Mi abuelo Francisco me ha llevado a comprar un cuaderno y un lápiz. Me enseña mis primeras palabras en inglés, los números del 1 al 10. Lo hace para entretenerme mientras cuida de mí porque mis padres están fuera. Mi abuelo trabajó sus últimos años en un hotel de Ibiza. Era el encargado de mantenimiento y, por las noches, atendía en la recepción. Tuvo que aprender cuatro palabras para saludar a los huéspedes, la mayoría británicos, y los números para dar las llaves de las habitaciones. Me deletrea cada número y yo los escribo con pulcritud, one, two, three,… y me enseña a pronunciarlos correctamente, uan, tchu, zri,..

Estamos en el salón de su casa de Montoro. Hay poca luz natural, es un día de invierno gris, pero la casa está acogedora, como una cabaña de madera en mitad del bosque. Huele a crema. Yo creo que el olor lo desprende el sofá de piel, que es beis y me recuerda a un cuenco de natillas. Huele dulce y limpio.

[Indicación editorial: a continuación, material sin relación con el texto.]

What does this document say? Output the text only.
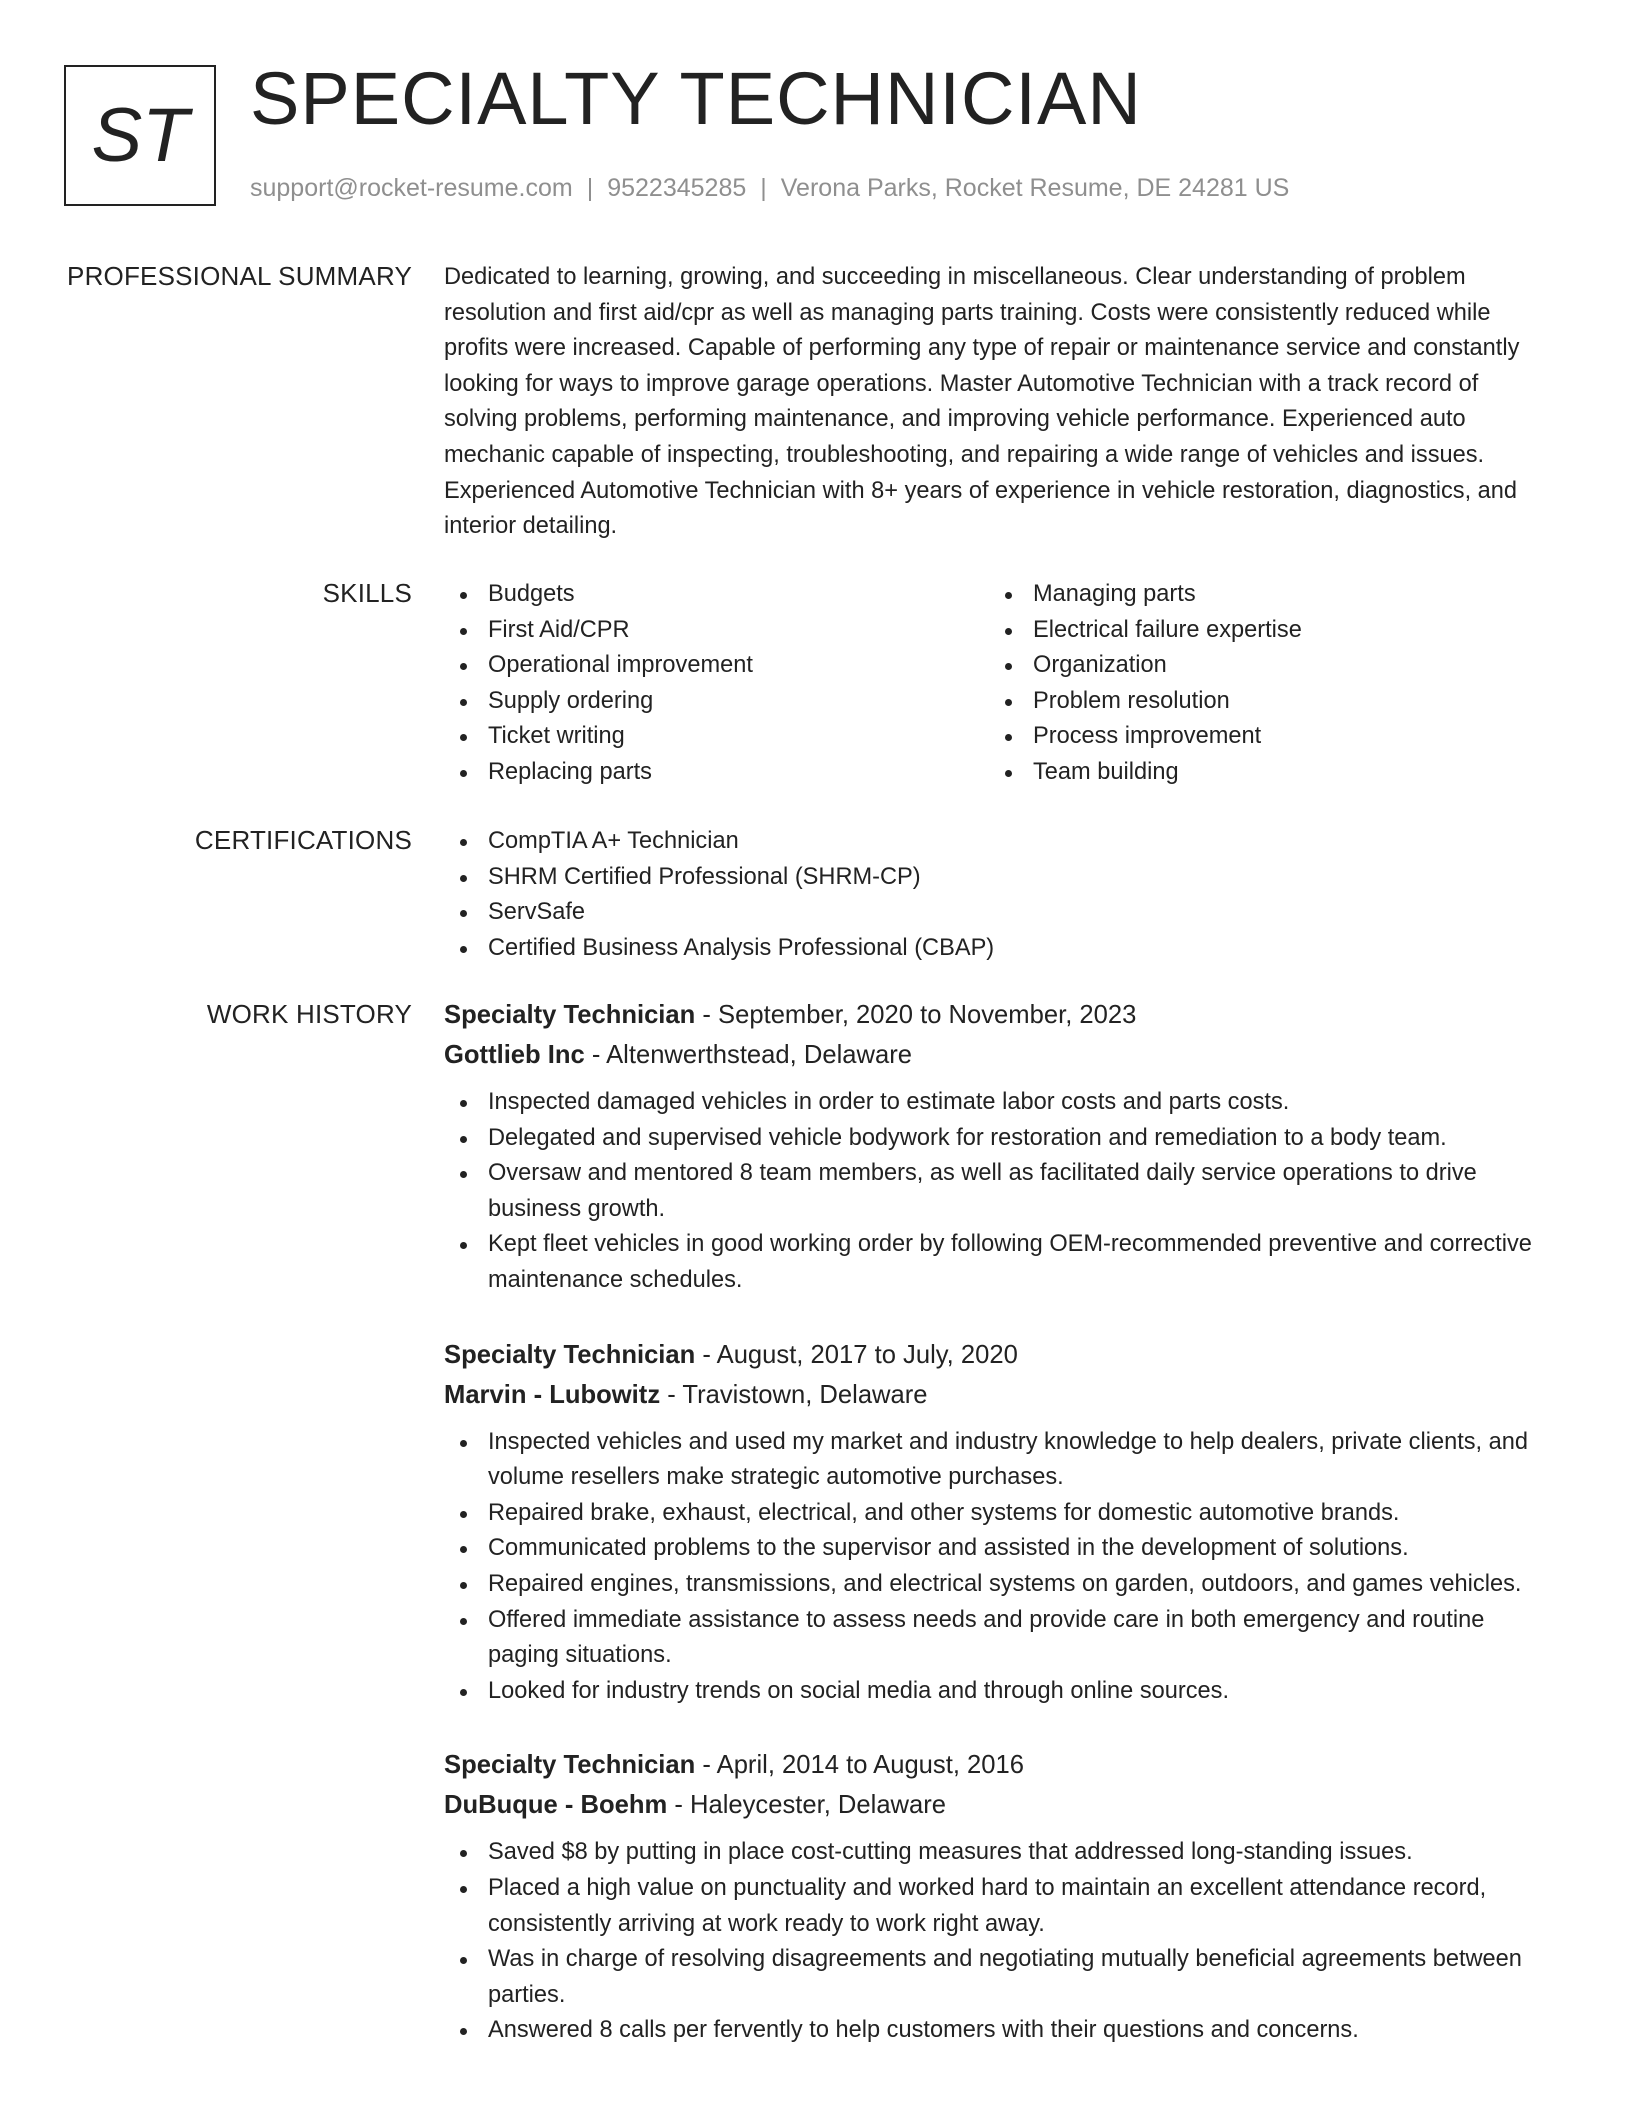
ST SPECIALTY TECHNICIAN
support@rocket-resume.com | 9522345285 | Verona Parks, Rocket Resume, DE 24281 US
PROFESSIONAL SUMMARY Dedicated to learning, growing, and succeeding in miscellaneous. Clear understanding of problem resolution and first aid/cpr as well as managing parts training. Costs were consistently reduced while profits were increased. Capable of performing any type of repair or maintenance service and constantly looking for ways to improve garage operations. Master Automotive Technician with a track record of solving problems, performing maintenance, and improving vehicle performance. Experienced auto mechanic capable of inspecting, troubleshooting, and repairing a wide range of vehicles and issues. Experienced Automotive Technician with 8+ years of experience in vehicle restoration, diagnostics, and interior detailing.

SKILLS	Budgets
First Aid/CPR
Operational improvement
Supply ordering
Ticket writing
Replacing parts
Managing parts
Electrical failure expertise
Organization
Problem resolution
Process improvement
Team building
CERTIFICATIONS	CompTIA A+ Technician
SHRM Certified Professional (SHRM-CP)
ServSafe
Certified Business Analysis Professional (CBAP)
WORK HISTORY Specialty Technician - September, 2020 to November, 2023
Gottlieb Inc - Altenwerthstead, Delaware
Inspected damaged vehicles in order to estimate labor costs and parts costs.
Delegated and supervised vehicle bodywork for restoration and remediation to a body team.
Oversaw and mentored 8 team members, as well as facilitated daily service operations to drive business growth.
Kept fleet vehicles in good working order by following OEM-recommended preventive and corrective maintenance schedules.
Specialty Technician - August, 2017 to July, 2020
Marvin - Lubowitz - Travistown, Delaware
Inspected vehicles and used my market and industry knowledge to help dealers, private clients, and volume resellers make strategic automotive purchases.
Repaired brake, exhaust, electrical, and other systems for domestic automotive brands.
Communicated problems to the supervisor and assisted in the development of solutions.
Repaired engines, transmissions, and electrical systems on garden, outdoors, and games vehicles.
Offered immediate assistance to assess needs and provide care in both emergency and routine paging situations.
Looked for industry trends on social media and through online sources.
Specialty Technician - April, 2014 to August, 2016
DuBuque - Boehm - Haleycester, Delaware
Saved $8 by putting in place cost-cutting measures that addressed long-standing issues.
Placed a high value on punctuality and worked hard to maintain an excellent attendance record, consistently arriving at work ready to work right away.
Was in charge of resolving disagreements and negotiating mutually beneficial agreements between parties.
Answered 8 calls per fervently to help customers with their questions and concerns.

Mi abuela Francisca es como un cojín grande mullido donde puedo quedarme dormida. Me gusta acariciar su carne blanda y suave. Me canta la canción que me tiene asignada –una diferente para cada nieta-, la mía es Tres hojitas, madre. Me la repite hasta que la aprendo y la puedo cantar con ella.

Tres hojitas, madre,
Tiene el arbolé,
La una en la rama,
Las dos en el pie.
Inés, Inés, Inesita, Inés.

En esta casa el tiempo no existe, se ha parado, es infinito.

Duermo en un colchón en el salón, embriagada por el olor a chantilly. Por las rendijas de la persiana entra la luz amarillenta de las farolas, y me quedo dormida con el sonido de los coches que incesantemente pasan por la carretera.